The purpose of today’s lab was to move towards obtaining a high titer of lysate for TEM and DNA extraction. Currently the lysate is both at a low volume and a low titer so flooding and spot titering is necessary to move forward with the experiment.

Results:

• The plate made with the lysate gathered from flooding last week had completely lysed, the plate with the 60 µL of diluted lysate had split. After closer examination it was determined that the plate had completely lysed, leaving the phage to die off, allowing for the Arthrobacter to recolonize and regrow onto the plate.
• It was decided to run another plaque assay with 3 different volumes of lysate instead of the 60 µL used last time to hopefully web a plate well enough to flood.
• 

  PA Made with 60 µL 11/07/18

  

  Flood TA Control 11/07/18

  

  60 µL TA Control 11/07/18

  

  FLood PA Regrowth 11/07/18

Materials

• LB Broth
• 2X TA
• Calcium Chloride
• Flooded Lysate
• Agar Plates

Procedure:

1. Established an aseptic zone
2. Ran 3 different plaque assay procedures with 3 different volumes of the flooded lysate: 10 µL, 15 µL, and 20 µL of lysate.
3. To run a plaque assay, 2.0 mL of LB broth was added to 3 separate conical vials as well as 2.5 mL of LB broth into a 4th vial for the top agar control.
4. After LB broth, 22.5 µL of calcium chloride was added to all 4 of the conical vials.
5. Then, 3 separate 0.5 mL of Arthrobacter was combined with the different volumes of lysate and left to infect for 15 minutes.
6. Once the 15 minutes were up, the infected Arthrobacter was combined with the LB Broth and 2.5 mL was added to each of the conical vials.
7. After combining, the top agar was then plated immediately into their respective plates and left to solidify for about 15 minutes.
8. Once the 15 minutes were up, the plates were then flipped and stored in the incubator.

Results and Data:

The experiment went with no errors and none of the components appeared to have any visual signs of contamination during the experiment.
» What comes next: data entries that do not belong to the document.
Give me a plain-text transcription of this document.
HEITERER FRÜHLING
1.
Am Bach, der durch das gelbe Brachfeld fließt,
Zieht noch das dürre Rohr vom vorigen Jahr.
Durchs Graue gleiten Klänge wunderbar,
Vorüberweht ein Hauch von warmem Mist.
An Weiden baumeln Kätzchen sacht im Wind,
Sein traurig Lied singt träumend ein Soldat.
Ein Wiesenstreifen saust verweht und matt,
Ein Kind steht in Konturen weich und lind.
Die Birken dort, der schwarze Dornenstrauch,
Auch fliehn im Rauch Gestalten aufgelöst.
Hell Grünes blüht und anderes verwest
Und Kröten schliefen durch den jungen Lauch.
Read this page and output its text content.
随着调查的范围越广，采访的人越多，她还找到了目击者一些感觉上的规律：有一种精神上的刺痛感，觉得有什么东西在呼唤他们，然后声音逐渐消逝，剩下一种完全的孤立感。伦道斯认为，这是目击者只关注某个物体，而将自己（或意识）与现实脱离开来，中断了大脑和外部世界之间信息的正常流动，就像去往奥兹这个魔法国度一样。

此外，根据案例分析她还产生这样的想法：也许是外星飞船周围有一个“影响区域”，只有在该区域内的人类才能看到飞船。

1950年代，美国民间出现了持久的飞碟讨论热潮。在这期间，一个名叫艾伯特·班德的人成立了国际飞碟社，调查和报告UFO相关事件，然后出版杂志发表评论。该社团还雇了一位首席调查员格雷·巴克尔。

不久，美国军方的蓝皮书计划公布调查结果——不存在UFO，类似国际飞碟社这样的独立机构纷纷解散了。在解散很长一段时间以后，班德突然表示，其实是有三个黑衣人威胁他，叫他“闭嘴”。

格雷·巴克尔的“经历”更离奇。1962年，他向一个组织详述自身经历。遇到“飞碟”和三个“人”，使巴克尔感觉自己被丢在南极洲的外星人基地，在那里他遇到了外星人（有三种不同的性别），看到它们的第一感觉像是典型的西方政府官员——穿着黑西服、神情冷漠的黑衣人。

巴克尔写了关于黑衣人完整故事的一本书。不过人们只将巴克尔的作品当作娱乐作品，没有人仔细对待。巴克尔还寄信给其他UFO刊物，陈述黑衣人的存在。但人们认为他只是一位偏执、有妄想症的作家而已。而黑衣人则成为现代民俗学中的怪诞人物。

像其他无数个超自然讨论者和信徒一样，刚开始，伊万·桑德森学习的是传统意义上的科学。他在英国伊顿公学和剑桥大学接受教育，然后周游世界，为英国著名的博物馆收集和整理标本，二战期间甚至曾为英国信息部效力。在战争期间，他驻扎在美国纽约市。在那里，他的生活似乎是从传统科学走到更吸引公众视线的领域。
The top agar did not have any bubbles during plating, as a new procedure involving the serological pipette was used to plate the top agar.

Conclusions:

The difference of lysates included into the top agar should reduce the presence of phage particles in the top agar, increasing the probability of having a properly webbed plate. If the plates do lyse again, they will need to be immediately flooded to capture the phage particles present before the phage dies off and Arthrobacter regrows and recolonizes.

Next Steps:

The next steps for this experiment are to flood the plates as soon as possible to obtain as many phage particles from the plate as possible. The lysates gathered will then all be combined into one conical vial to gather a high volume of lysate to calculate a titer from. The goal is to continue moving towards a high titer of lysate.